I've been trying to make an RNG that outputs data in a way that has an entropy that approaches a user defined value as the output gets arbitrarily long. I've been struggling at a certain point that I'll detail later, but the main motivation for this project is just trying to practice on a problem like this. Here's my repo.
In this post, we'll be talking about Shannon entropy. Here's a good refresher for it. If you scroll down there's examples and the equation.
Looking at the equation, when developing this algorithm we have two different input values for it: the target entropy and the number of outcomes, n. From there, we can create a probability vector of length n whose entropy is equal to the target entropy, then we can map objects to elements of the probability vector and sample indices from the vector by using the alias sampling method. From there, we have a nice algorithm for creating sequences of any type that have the target entropy.
So where's the problem? It's in actually generating the probability vector. In order to get to a V0, I implemented two functions: helpers::compute_probabilities
and helpers::find_lambda
. compute_probabilities
creates the probability vector that has the target entropy by sampling from the exponential distribution. find_lambda
repeatedly calls compute_probabilities
using binary search to converge on a lambda that produces a probability vector with the target entropy. The problem line is right here:
pub fn compute_probabilities(num_outcomes: usize, lambda: f64) -> Vec<f64> {
let unnormalized: Vec<f64> = (1..=num_outcomes)
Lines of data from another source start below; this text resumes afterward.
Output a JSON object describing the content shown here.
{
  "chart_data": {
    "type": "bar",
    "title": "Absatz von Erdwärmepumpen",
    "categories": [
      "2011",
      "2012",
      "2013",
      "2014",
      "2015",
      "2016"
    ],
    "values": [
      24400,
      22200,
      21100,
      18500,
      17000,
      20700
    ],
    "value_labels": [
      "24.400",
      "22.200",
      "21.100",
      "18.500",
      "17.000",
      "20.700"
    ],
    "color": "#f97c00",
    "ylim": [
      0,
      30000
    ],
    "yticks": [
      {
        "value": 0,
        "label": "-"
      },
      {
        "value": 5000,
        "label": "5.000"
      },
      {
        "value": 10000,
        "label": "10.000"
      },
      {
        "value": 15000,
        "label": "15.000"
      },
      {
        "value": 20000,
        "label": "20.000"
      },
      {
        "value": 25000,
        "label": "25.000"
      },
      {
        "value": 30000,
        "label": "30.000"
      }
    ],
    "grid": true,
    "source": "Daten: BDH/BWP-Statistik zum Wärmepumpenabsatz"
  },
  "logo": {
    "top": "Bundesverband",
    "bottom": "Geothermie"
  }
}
.map(|i| (-lambda * i as f64).exp())
.collect();
When calculating the actual probability values, they get exponentially smaller as the probability vector gets bigger. This works. Technically. But in the worst way. When sampling using vectors generated using this function, they realistically only sample the first few elements. That's the problem. I want to more equally distribute the probability in such a way that doesn't make the tenth value arbitrarily small but the first value really large in comparison. For reference, using this function and lambda=1, the tenth element in the vector is 5x10^-5 but the first value .37.
I figured I'd post this before I start throwing a bunch of different distributions at this function to see if anyone sees any inherent flaws with my process.
Lets see if I understand it correctly:
You want to reduce the entropy (below that of an equal distribution) which requires having a unequal distribution.
You currently use a exponential falloff but are not happy with the disparity in probabilities.
You want a distribution that *feels* somewhat like an equal distribution.
Possible (unnormalized) distributions:
1,...,1,f,0,...,0 with 1>=f=>0
Pros: All (used) events (except the last) are equally distributed. You can roughly set the entropy by changing the number of characters used (2^H) and do fine adjustments using the fudge factor f (maybe a formula exists, but you can keep using your binary search).
Cons: you aren't really using all events
f,1,...,1 with f>1
(there is probably also a formula to find f) Pro: all other events can actually happen
Con: dominated by one event
I can't think of a distribution with a higher chance for the least likely event than the second option.